Now that we have established traditional assurance hierarchies, let’s establish who plays these roles online, rather, who are the ‘notaries’ of the internet?

Trust in Public Certificate Authorities

Traditionally we may leverage a notary public or letters of attestation from a lawyer; in the online world we turn to Public Certificate Authorities. Notaries earn trust by satisfying the requirements of their jurisdiction and registering with the proper authorities. This trust is applied using their seal and signature on documents. 

Similarly, Public CAs earn trust by meeting strict security and compliance requirements set forth by "Root Store Operators”. Some examples of Root Store operators are Adobe, Apple, Google, Microsoft, and Mozilla.
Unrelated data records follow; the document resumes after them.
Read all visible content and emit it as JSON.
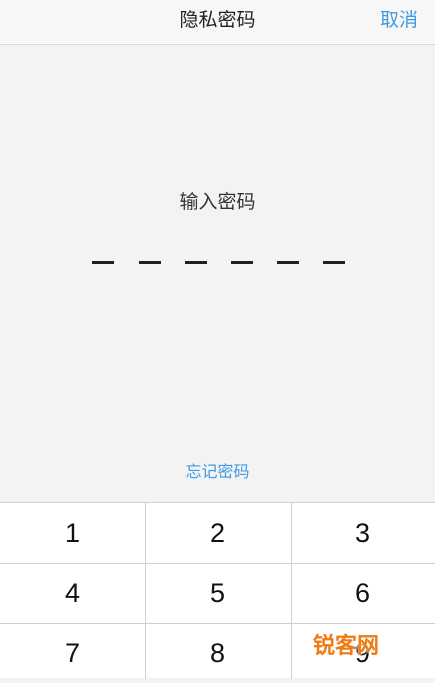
{
  "nav": {
    "title": "隐私密码",
    "cancel_label": "取消"
  },
  "main": {
    "prompt": "输入密码",
    "pin_length": 6,
    "forgot_label": "忘记密码"
  },
  "keypad": {
    "keys": [
      "1",
      "2",
      "3",
      "4",
      "5",
      "6",
      "7",
      "8",
      "9"
    ]
  },
  "watermark": {
    "text": "锐客网"
  },
  "colors": {
    "accent": "#3f9be3",
    "watermark": "#f07b12"
  }
}
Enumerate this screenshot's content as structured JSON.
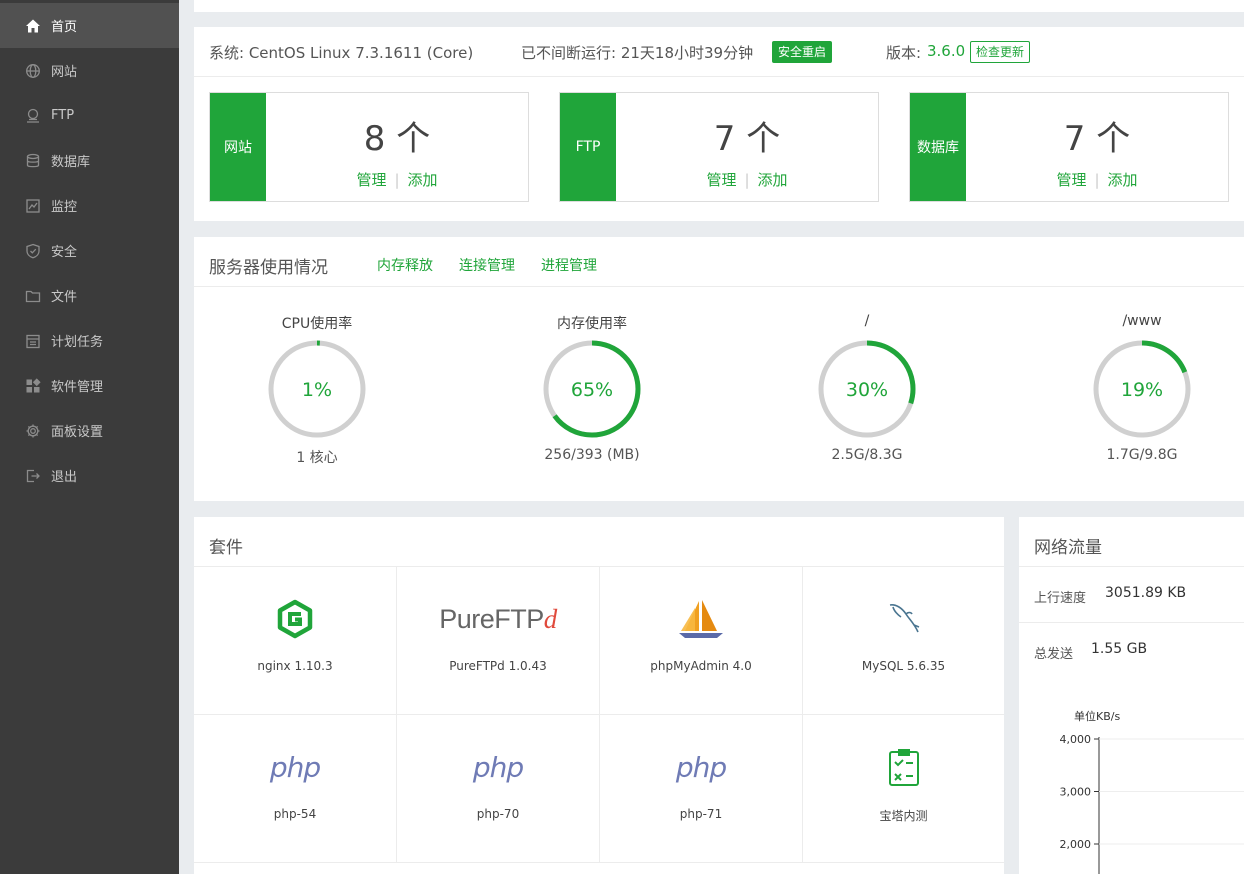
{
  "sidebar": {
    "items": [
      {
        "label": "首页",
        "icon": "home-icon",
        "active": true
      },
      {
        "label": "网站",
        "icon": "globe-icon"
      },
      {
        "label": "FTP",
        "icon": "ftp-icon"
      },
      {
        "label": "数据库",
        "icon": "database-icon"
      },
      {
        "label": "监控",
        "icon": "monitor-icon"
      },
      {
        "label": "安全",
        "icon": "shield-icon"
      },
      {
        "label": "文件",
        "icon": "folder-icon"
      },
      {
        "label": "计划任务",
        "icon": "calendar-icon"
      },
      {
        "label": "软件管理",
        "icon": "apps-icon"
      },
      {
        "label": "面板设置",
        "icon": "gear-icon"
      },
      {
        "label": "退出",
        "icon": "logout-icon"
      }
    ]
  },
  "system": {
    "os_label": "系统: CentOS Linux 7.3.1611 (Core)",
    "uptime_label": "已不间断运行: 21天18小时39分钟",
    "restart_button": "安全重启",
    "version_prefix": "版本: ",
    "version": "3.6.0",
    "check_update_button": "检查更新"
  },
  "stats": [
    {
      "label": "网站",
      "count": "8 个",
      "manage": "管理",
      "add": "添加"
    },
    {
      "label": "FTP",
      "count": "7 个",
      "manage": "管理",
      "add": "添加"
    },
    {
      "label": "数据库",
      "count": "7 个",
      "manage": "管理",
      "add": "添加"
    }
  ],
  "usage": {
    "title": "服务器使用情况",
    "links": [
      "内存释放",
      "连接管理",
      "进程管理"
    ],
    "gauges": [
      {
        "title": "CPU使用率",
        "percent": 1,
        "label": "1%",
        "sub": "1 核心"
      },
      {
        "title": "内存使用率",
        "percent": 65,
        "label": "65%",
        "sub": "256/393 (MB)"
      },
      {
        "title": "/",
        "percent": 30,
        "label": "30%",
        "sub": "2.5G/8.3G"
      },
      {
        "title": "/www",
        "percent": 19,
        "label": "19%",
        "sub": "1.7G/9.8G"
      }
    ]
  },
  "suite": {
    "title": "套件",
    "items": [
      {
        "name": "nginx 1.10.3",
        "icon": "nginx-icon"
      },
      {
        "name": "PureFTPd 1.0.43",
        "icon": "pureftpd-icon",
        "logo_main": "PureFTP",
        "logo_d": "d"
      },
      {
        "name": "phpMyAdmin 4.0",
        "icon": "phpmyadmin-icon"
      },
      {
        "name": "MySQL 5.6.35",
        "icon": "mysql-icon"
      },
      {
        "name": "php-54",
        "icon": "php-icon",
        "logo": "php"
      },
      {
        "name": "php-70",
        "icon": "php-icon",
        "logo": "php"
      },
      {
        "name": "php-71",
        "icon": "php-icon",
        "logo": "php"
      },
      {
        "name": "宝塔内测",
        "icon": "clipboard-check-icon"
      }
    ]
  },
  "network": {
    "title": "网络流量",
    "up_label": "上行速度",
    "up_value": "3051.89 KB",
    "total_label": "总发送",
    "total_value": "1.55 GB"
  },
  "chart_data": {
    "type": "line",
    "ylabel": "单位KB/s",
    "yticks": [
      "4,000",
      "3,000",
      "2,000"
    ],
    "ylim": [
      2000,
      4000
    ],
    "series": []
  },
  "colors": {
    "accent": "#20a53a",
    "sidebar": "#3b3b3b",
    "gauge_track": "#d0d0d0"
  }
}
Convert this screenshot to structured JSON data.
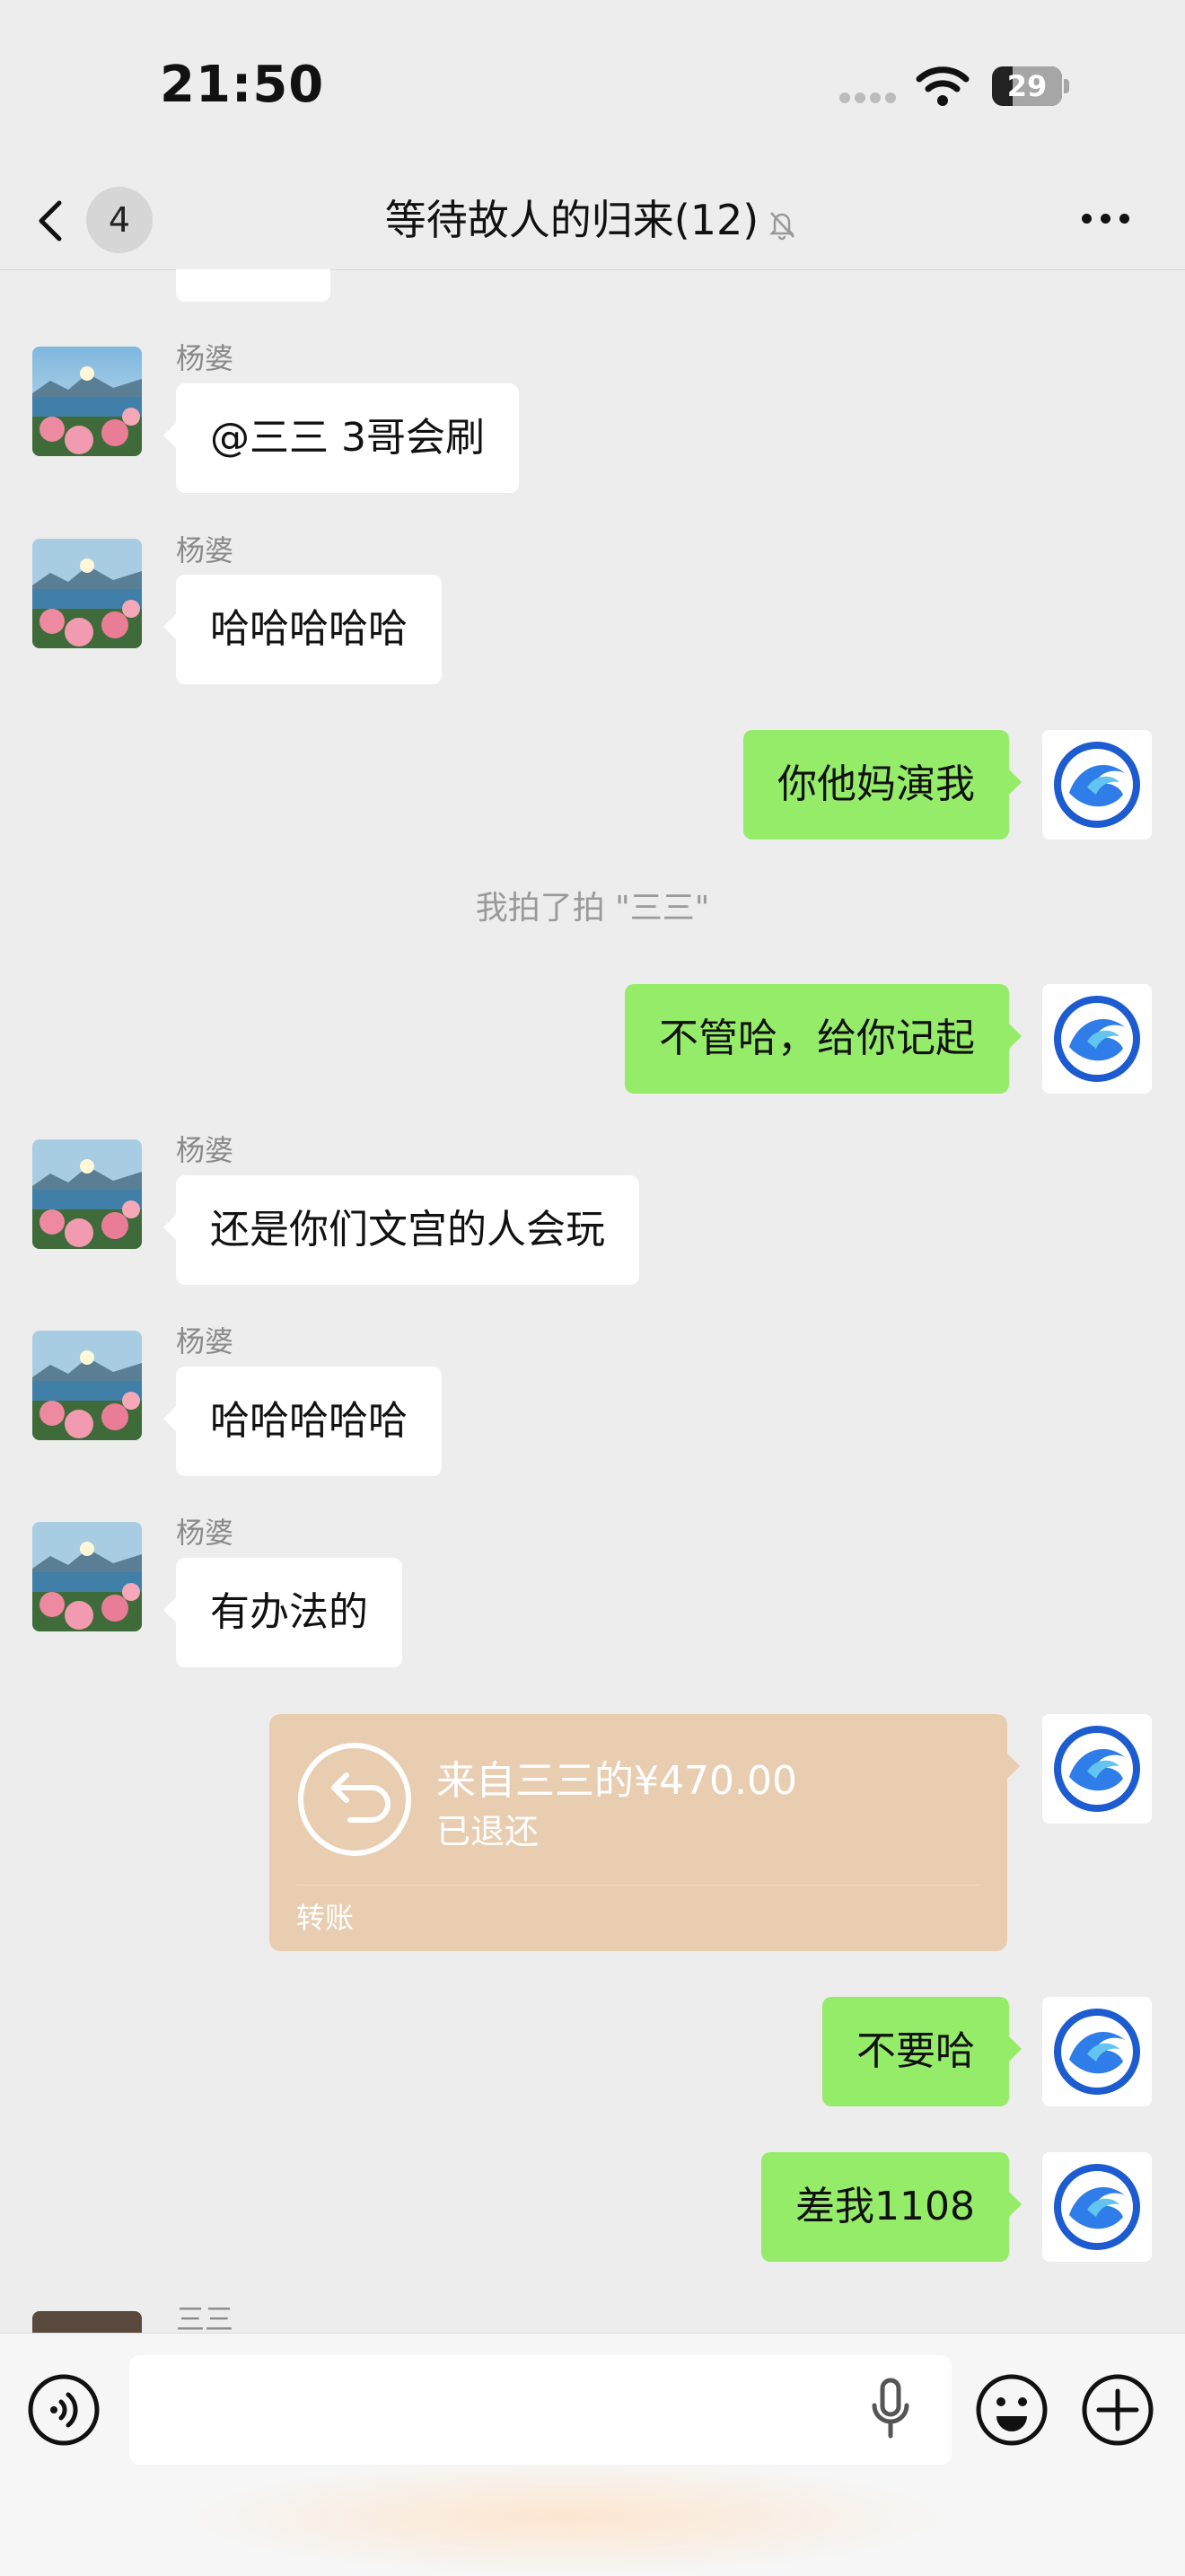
{
  "status_bar": {
    "time": "21:50",
    "battery": "29",
    "battery_level": 0.29
  },
  "nav": {
    "back_badge": "4",
    "title": "等待故人的归来(12)"
  },
  "messages": {
    "m1": {
      "sender": "杨婆",
      "text": "@三三 3哥会刷"
    },
    "m2": {
      "sender": "杨婆",
      "text": "哈哈哈哈哈"
    },
    "m3": {
      "text": "你他妈演我"
    },
    "sys1": {
      "text": "我拍了拍 \"三三\""
    },
    "m4": {
      "text": "不管哈，给你记起"
    },
    "m5": {
      "sender": "杨婆",
      "text": "还是你们文宫的人会玩"
    },
    "m6": {
      "sender": "杨婆",
      "text": "哈哈哈哈哈"
    },
    "m7": {
      "sender": "杨婆",
      "text": "有办法的"
    },
    "transfer": {
      "title": "来自三三的¥470.00",
      "status": "已退还",
      "label": "转账"
    },
    "m8": {
      "text": "不要哈"
    },
    "m9": {
      "text": "差我1108"
    },
    "m10": {
      "sender": "三三"
    }
  },
  "input": {
    "placeholder": ""
  },
  "colors": {
    "self_bubble": "#95ec69",
    "other_bubble": "#ffffff",
    "transfer_card": "#e9cdb1",
    "background": "#ededed"
  }
}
A CA’s presence in one or more of these root stores establishes the degree of root ubiquity.  

The trust granted to Public CAs through these root programs is inherited down to the digital certificates they issue.

Digital Certificates

Digital Certificates are digital documents conforming to the X.509   standard and can be split into two main categories: server certificates and client certificates. Digital certificates contain a public key and a set of standard fields defining the purpose of the cert, validity period, and many other details, including the entity or entities to which it is issued. The information within the certificate is digitally signed by the CA, giving it trust.
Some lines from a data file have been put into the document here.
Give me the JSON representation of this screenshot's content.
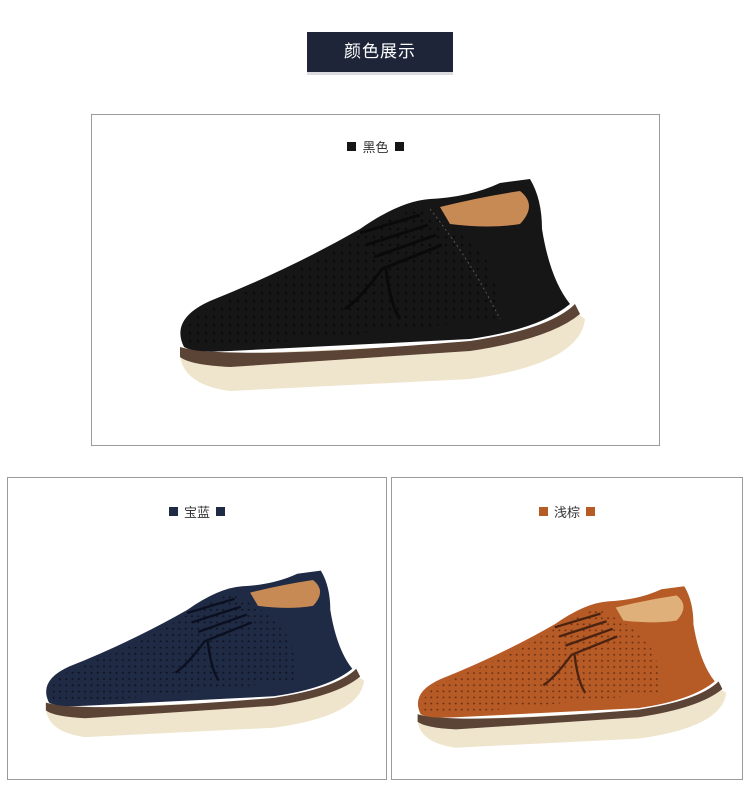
{
  "header": {
    "title": "颜色展示"
  },
  "colors": {
    "banner_bg": "#1e2539",
    "black": "#161616",
    "navy": "#1f2a44",
    "tan": "#b65a26",
    "sole": "#efe5cc",
    "sole_line": "#5b4336"
  },
  "variants": [
    {
      "label": "黑色",
      "swatch": "#161616"
    },
    {
      "label": "宝蓝",
      "swatch": "#1f2a44"
    },
    {
      "label": "浅棕",
      "swatch": "#b65a26"
    }
  ]
}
Server certificates, also called SSL or TLS certificates, attest to the identity of a server.   When a client connects to the website, e.g.,, the TLS certificate and protocol ensure confidentiality, integrity, and authenticity in data transmission. 

Where a TLS certificate authenticates a server, a client certificate attests to other entities such as individuals, email addresses, organizations, or other parties. Client certificates are leveraged for signing digital objects such as CAD drawings, documents, emails, and code, they encrypt email and other data, and can be used for authenticating a client to a server.  

Establishing Trust

A TLS certificate may purport to certify a particular website, but how can we trust that the certificate belongs to the party with control of that website and not an imposter? 
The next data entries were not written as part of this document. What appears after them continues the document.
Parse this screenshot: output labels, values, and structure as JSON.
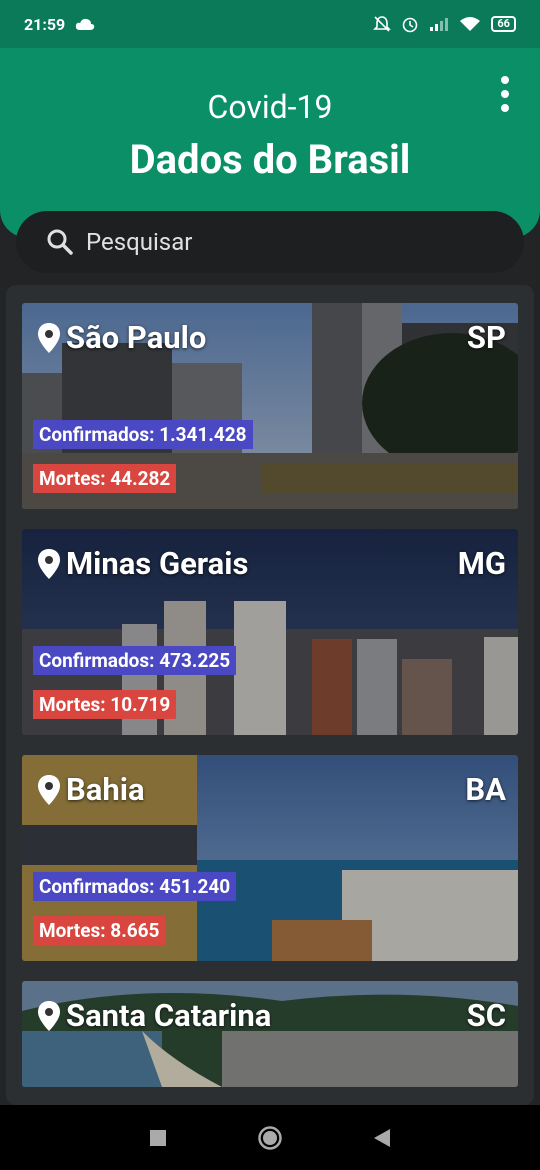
{
  "status_bar": {
    "time": "21:59",
    "battery": "66"
  },
  "header": {
    "subtitle": "Covid-19",
    "title": "Dados do Brasil"
  },
  "search": {
    "placeholder": "Pesquisar"
  },
  "states": [
    {
      "name": "São Paulo",
      "uf": "SP",
      "confirmed": "Confirmados: 1.341.428",
      "deaths": "Mortes: 44.282"
    },
    {
      "name": "Minas Gerais",
      "uf": "MG",
      "confirmed": "Confirmados: 473.225",
      "deaths": "Mortes: 10.719"
    },
    {
      "name": "Bahia",
      "uf": "BA",
      "confirmed": "Confirmados: 451.240",
      "deaths": "Mortes: 8.665"
    },
    {
      "name": "Santa Catarina",
      "uf": "SC"
    }
  ],
  "colors": {
    "header": "#0b8f67",
    "status_bar": "#0b7a59",
    "confirmed_badge": "#4a48c2",
    "deaths_badge": "#d9463f",
    "background": "#222426"
  },
  "icons": {
    "location": "location-pin-icon",
    "search": "search-icon",
    "menu": "more-vert-icon"
  }
}
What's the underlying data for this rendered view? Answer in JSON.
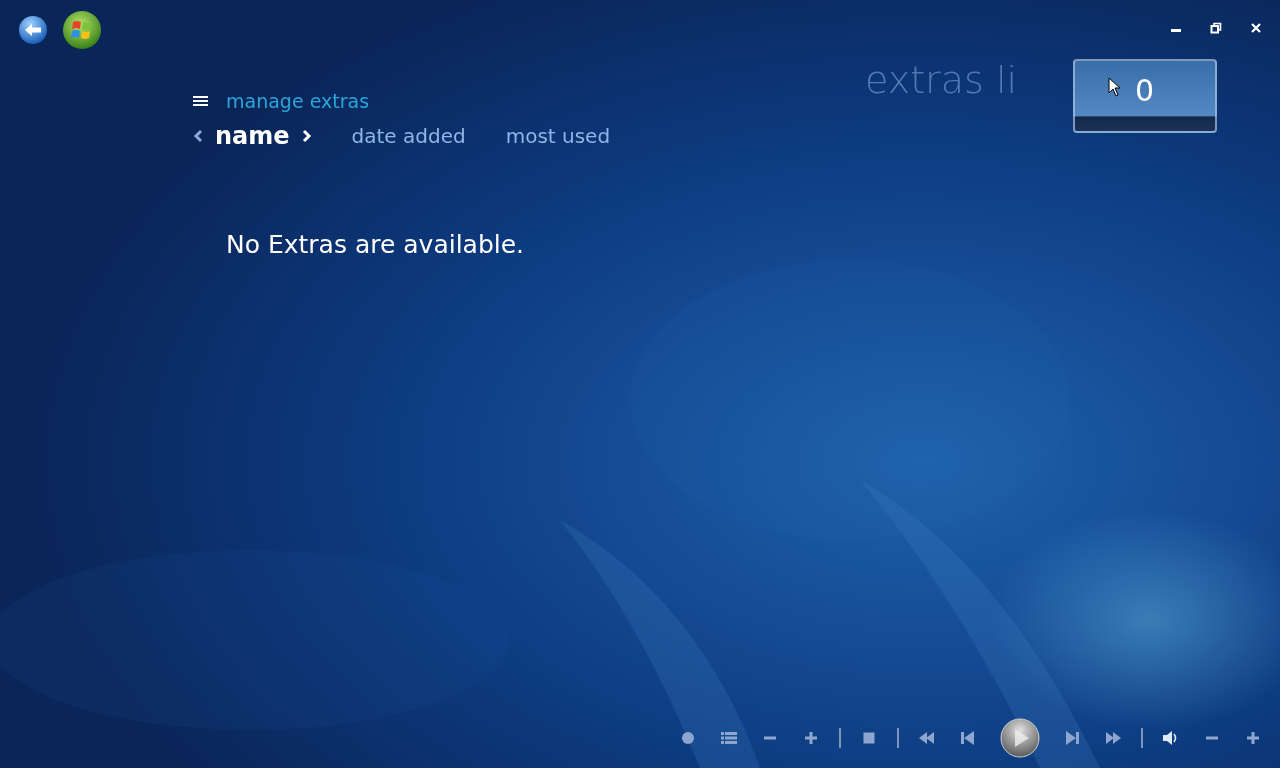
{
  "page_title": "extras li",
  "counter": "0",
  "menu": {
    "label": "manage extras"
  },
  "sort_options": [
    {
      "label": "name",
      "selected": true
    },
    {
      "label": "date added",
      "selected": false
    },
    {
      "label": "most used",
      "selected": false
    }
  ],
  "message": "No Extras are available."
}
When a client connects to the website, the browser will check to see which CA signed and issued the certificate. Typically, this is an intermediate certificate. These intermediate certificates are in turn signed and issued by a Root CA certificate. The sequence of tying the TLS certificate through one or more intermediate certificates and ultimately to a Root CA is called Chain of Trust.  If the Root CA is held in the browser’s Trusted Root Store, this is a trusted certificate. 

Bringing it all Together

When we have a TLS certificate issued to the website, the CA has validated that its requestor exhibits control of the domain and possession of the private key. The certificate is signed by the CA and now has a chain of trust back to its root certificate which is also part of a Root Program. The browser can validate all of this and confirm that the certificate is neither expired nor revoked. With a TLS connection established, we have the assurance of all the above and a secure connection ensuring data transmitted is encrypted and unaltered from its source. 

Verifying every in-person interaction with ID, and then verifying the validity of that ID in the offline world would be extremely impractical for day-to-day applications, but, in the digital world, we can automate equivalents of these checks and bring high assurance to digital interactions.

Trust is the foundation on which all the world’s transactions and communications are built, both in the physical and digital space. Without trust, we are unable to guarantee the protection of our data and assets, and many of the processes for these communications would fall through. 

When conducting business transactions organizations depend on the assurance of trust between themselves and partners to ensure that business operations continue without disruption. Similarly, organizations must work with a trusted Certificate Authority to ensure the security of their data, communications and digital transactions.